'Camp Success' Receives Check From Waco Scottish Rite

News Photo 1455
Claude Ervin, Waco Scottish Rite Bodies chairman, presents a check for $29,240 to Michaela Ritter, Camp Success coordinator, during a ceremony July 18.
July 28, 2003

by Amanda Lewis, Student Newswriter

Waco Scottish Rite Bodies presented a check for $29,240 to Baylor University's Communication Disorders Clinic to benefit "Camp Success," a summer camp that helps Central Texas children overcome language and literacy problems.
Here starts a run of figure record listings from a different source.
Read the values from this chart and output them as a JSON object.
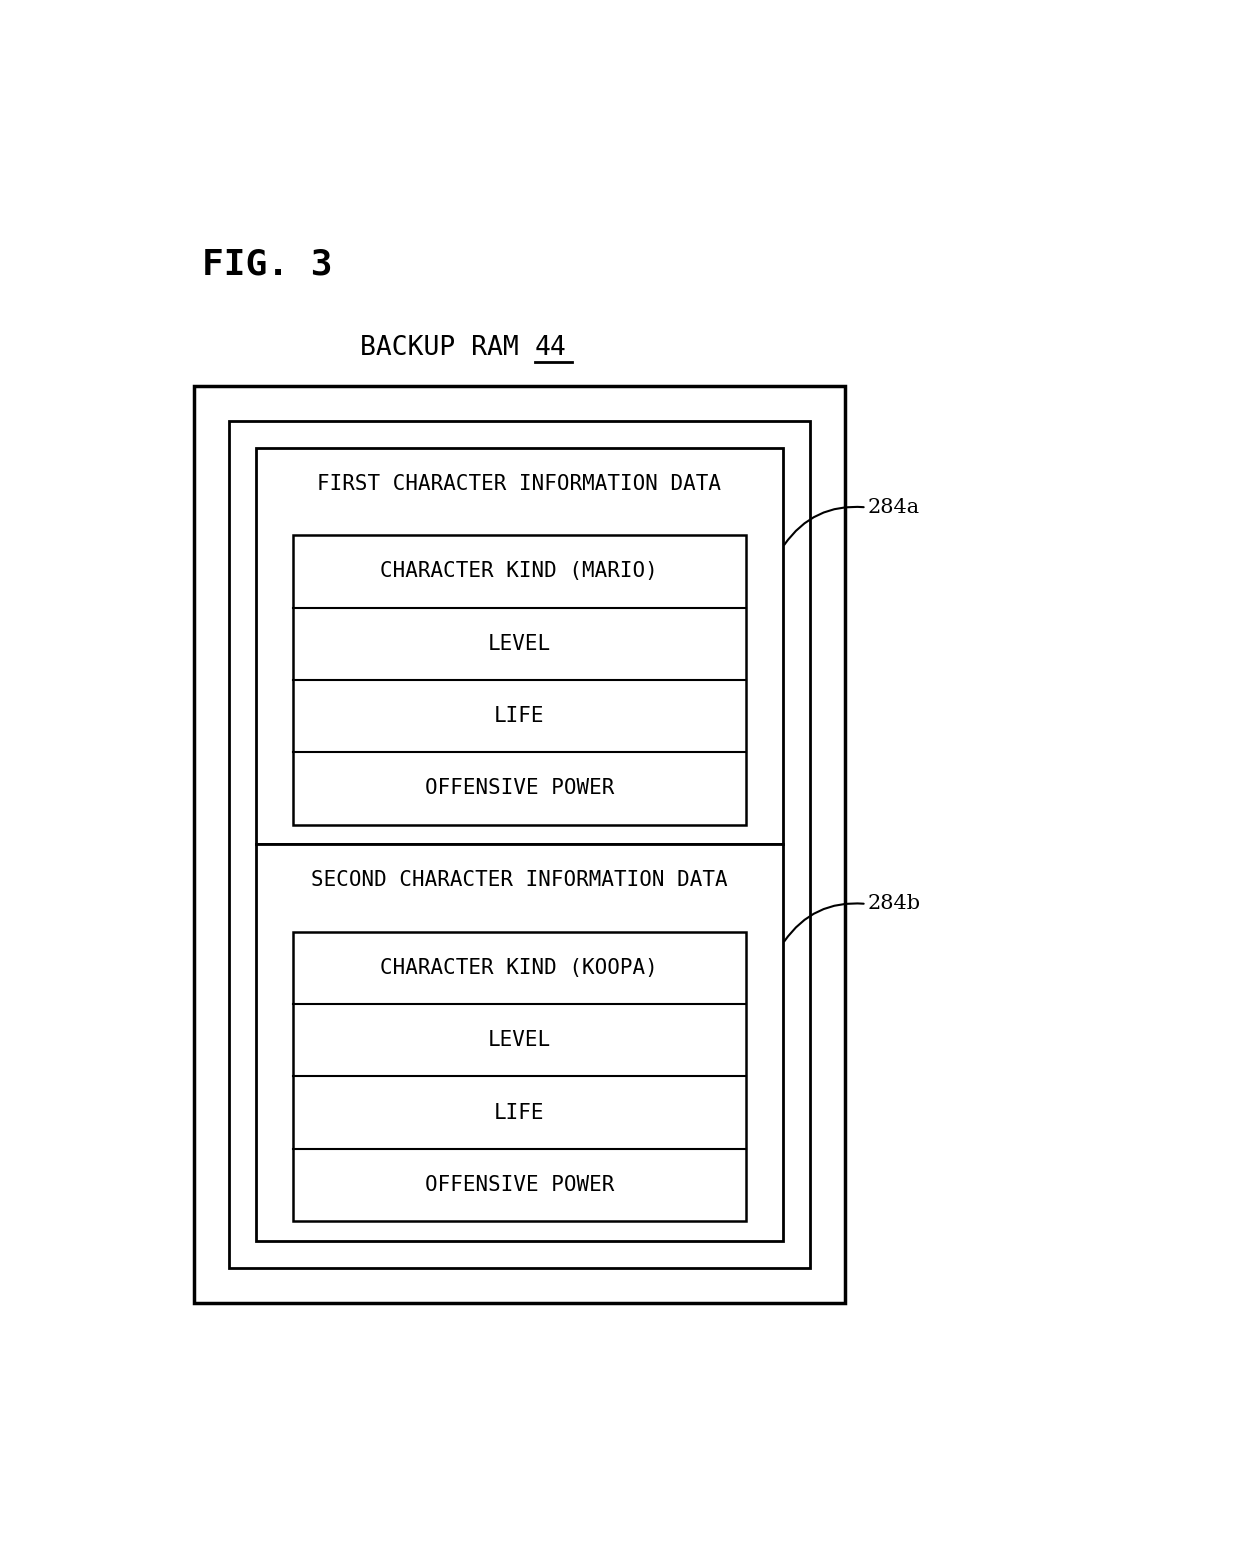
{
  "fig_label": "FIG. 3",
  "backup_ram_text": "BACKUP RAM ",
  "backup_ram_num": "44",
  "label_284a": "284a",
  "label_284b": "284b",
  "first_block_title": "FIRST CHARACTER INFORMATION DATA",
  "second_block_title": "SECOND CHARACTER INFORMATION DATA",
  "first_items": [
    "CHARACTER KIND (MARIO)",
    "LEVEL",
    "LIFE",
    "OFFENSIVE POWER"
  ],
  "second_items": [
    "CHARACTER KIND (KOOPA)",
    "LEVEL",
    "LIFE",
    "OFFENSIVE POWER"
  ],
  "bg_color": "#ffffff",
  "box_color": "#000000",
  "text_color": "#000000",
  "fig_label_fontsize": 26,
  "title_fontsize": 19,
  "block_title_fontsize": 15,
  "item_fontsize": 15,
  "label_fontsize": 15
}
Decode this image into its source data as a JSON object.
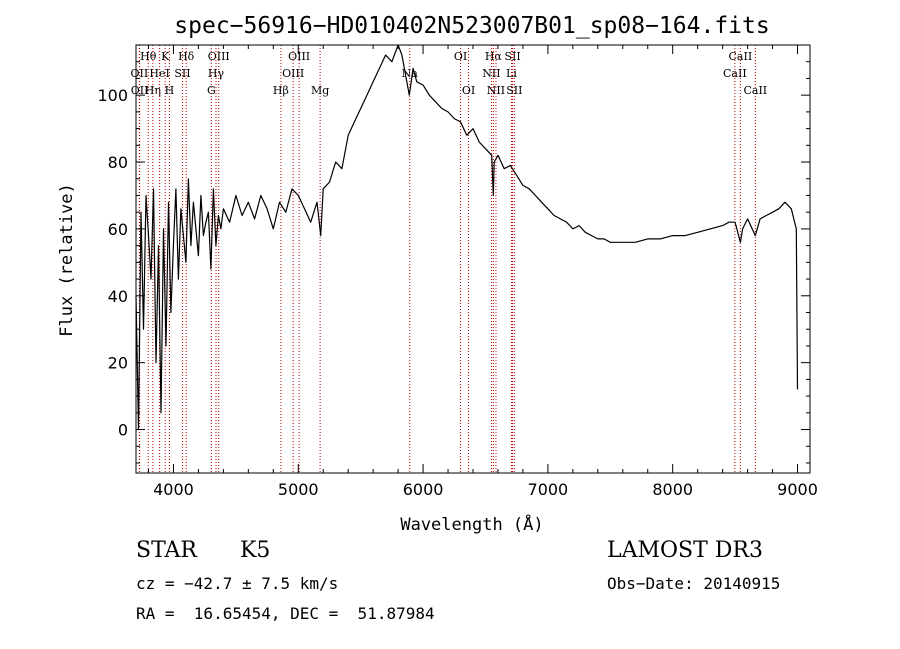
{
  "chart_data": {
    "type": "line",
    "title": "spec−56916−HD010402N523007B01_sp08−164.fits",
    "xlabel": "Wavelength (Å)",
    "ylabel": "Flux (relative)",
    "xlim": [
      3700,
      9100
    ],
    "ylim": [
      -13,
      115
    ],
    "x_ticks": [
      4000,
      5000,
      6000,
      7000,
      8000,
      9000
    ],
    "y_ticks": [
      0,
      20,
      40,
      60,
      80,
      100
    ],
    "series": [
      {
        "name": "flux",
        "x": [
          3700,
          3720,
          3740,
          3760,
          3780,
          3800,
          3820,
          3840,
          3860,
          3880,
          3900,
          3920,
          3940,
          3960,
          3980,
          4000,
          4020,
          4040,
          4060,
          4080,
          4100,
          4120,
          4140,
          4160,
          4180,
          4200,
          4220,
          4240,
          4260,
          4280,
          4300,
          4320,
          4340,
          4360,
          4380,
          4400,
          4450,
          4500,
          4550,
          4600,
          4650,
          4700,
          4750,
          4800,
          4850,
          4900,
          4950,
          5000,
          5050,
          5100,
          5150,
          5180,
          5200,
          5250,
          5300,
          5350,
          5400,
          5450,
          5500,
          5550,
          5600,
          5650,
          5700,
          5750,
          5800,
          5830,
          5860,
          5890,
          5920,
          5950,
          6000,
          6050,
          6100,
          6150,
          6200,
          6250,
          6300,
          6350,
          6400,
          6450,
          6500,
          6550,
          6563,
          6570,
          6600,
          6650,
          6700,
          6750,
          6800,
          6850,
          6900,
          6950,
          7000,
          7050,
          7100,
          7150,
          7200,
          7250,
          7300,
          7350,
          7400,
          7450,
          7500,
          7600,
          7700,
          7800,
          7900,
          8000,
          8100,
          8200,
          8300,
          8400,
          8450,
          8500,
          8542,
          8560,
          8600,
          8662,
          8700,
          8750,
          8800,
          8850,
          8900,
          8950,
          8990,
          9000
        ],
        "values": [
          40,
          0,
          65,
          30,
          70,
          58,
          45,
          72,
          20,
          55,
          5,
          60,
          25,
          68,
          35,
          55,
          72,
          45,
          66,
          58,
          50,
          75,
          55,
          68,
          60,
          52,
          70,
          58,
          62,
          65,
          48,
          72,
          55,
          64,
          60,
          66,
          62,
          70,
          64,
          68,
          63,
          70,
          66,
          60,
          68,
          65,
          72,
          70,
          66,
          62,
          68,
          58,
          72,
          74,
          80,
          78,
          88,
          92,
          96,
          100,
          104,
          108,
          112,
          110,
          116,
          112,
          106,
          100,
          108,
          104,
          103,
          100,
          98,
          96,
          95,
          93,
          92,
          88,
          90,
          86,
          84,
          82,
          70,
          80,
          82,
          78,
          79,
          76,
          73,
          72,
          70,
          68,
          66,
          64,
          63,
          62,
          60,
          61,
          59,
          58,
          57,
          57,
          56,
          56,
          56,
          57,
          57,
          58,
          58,
          59,
          60,
          61,
          62,
          62,
          56,
          60,
          63,
          58,
          63,
          64,
          65,
          66,
          68,
          66,
          60,
          12
        ]
      }
    ],
    "lines": [
      {
        "label": "Hθ",
        "x": 3798,
        "row": 0
      },
      {
        "label": "OII",
        "x": 3727,
        "row": 1
      },
      {
        "label": "OII",
        "x": 3729,
        "row": 2
      },
      {
        "label": "Hη",
        "x": 3835,
        "row": 2
      },
      {
        "label": "HeI",
        "x": 3889,
        "row": 1
      },
      {
        "label": "K",
        "x": 3934,
        "row": 0
      },
      {
        "label": "H",
        "x": 3968,
        "row": 2
      },
      {
        "label": "SII",
        "x": 4072,
        "row": 1
      },
      {
        "label": "Hδ",
        "x": 4102,
        "row": 0
      },
      {
        "label": "OIII",
        "x": 4363,
        "row": 0
      },
      {
        "label": "Hγ",
        "x": 4341,
        "row": 1
      },
      {
        "label": "G",
        "x": 4304,
        "row": 2
      },
      {
        "label": "Hβ",
        "x": 4861,
        "row": 2
      },
      {
        "label": "OIII",
        "x": 4959,
        "row": 1
      },
      {
        "label": "OIII",
        "x": 5007,
        "row": 0
      },
      {
        "label": "Mg",
        "x": 5175,
        "row": 2
      },
      {
        "label": "Na",
        "x": 5893,
        "row": 1
      },
      {
        "label": "OI",
        "x": 6300,
        "row": 0
      },
      {
        "label": "OI",
        "x": 6364,
        "row": 2
      },
      {
        "label": "Hα",
        "x": 6563,
        "row": 0
      },
      {
        "label": "NII",
        "x": 6548,
        "row": 1
      },
      {
        "label": "NII",
        "x": 6584,
        "row": 2
      },
      {
        "label": "SII",
        "x": 6717,
        "row": 0
      },
      {
        "label": "Li",
        "x": 6708,
        "row": 1
      },
      {
        "label": "SII",
        "x": 6731,
        "row": 2
      },
      {
        "label": "CaII",
        "x": 8542,
        "row": 0
      },
      {
        "label": "CaII",
        "x": 8498,
        "row": 1
      },
      {
        "label": "CaII",
        "x": 8662,
        "row": 2
      }
    ]
  },
  "info": {
    "class": "STAR",
    "subclass": "K5",
    "survey": "LAMOST DR3",
    "cz": "cz = −42.7 ± 7.5 km/s",
    "obs_date": "Obs−Date: 20140915",
    "coords": "RA =  16.65454, DEC =  51.87984"
  },
  "colors": {
    "line_marker": "#c00000",
    "spectrum": "#000000"
  }
}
Claude Ervin, Waco Scottish Rite Bodies chairman, presented the check to Michaela Ritter, Camp Success coordinator, during a ceremony July 18.

Camp Success provides individual and small group attention to enhance children's pre-literacy skills to better prepare them for school. Twenty-three children, under the guidance of 18 graduate clinicians, are being served by Camp Success, which began July 7 at the Baylor clinic. Through the program, children can achieve as much progress in four weeks as a typical student would progress in one year.

"Something good has been happening here since July 7, and we hope we set the stage for it to continue to happen," Ervin said. The funds for Camp success were raised through a golf tournament hosted by Waco Scottish Rite. Ervin said the organization plans to make a monetary contribution to the program again next year.

During the ceremony, Camp Success facilitators, graduate clinicians and parents gave testimonies to the benefits of the program.

Approximately 20 percent of children enter public school classrooms with "specific language impairments" and will struggle considerably when they start to learn to read. Dyslexia is the most common reading disability in elementary school, affecting equally males and females, as well as children from different ethnic and socio-economic backgrounds. In Central Texas, more than 4,500 pre-kindergarten children are estimated to have significant language disabilities.

Waco Scottish Rite and Baylor's Communication Disorders Clinic in the department of communication sciences and disorders both have a long history of helping children with language disorders and dyslexia. Today, there are 163 Scottish Rite clinics, centers and special programs for children and therapists located throughout the United States, while Baylor has graduated more than 1,200 speech-language pathologists since the department began in 1976. In turn, Baylor students have provided thousands of Central Texas children with treatment of their speech, language and hearing disorders at little or no cost to their parents.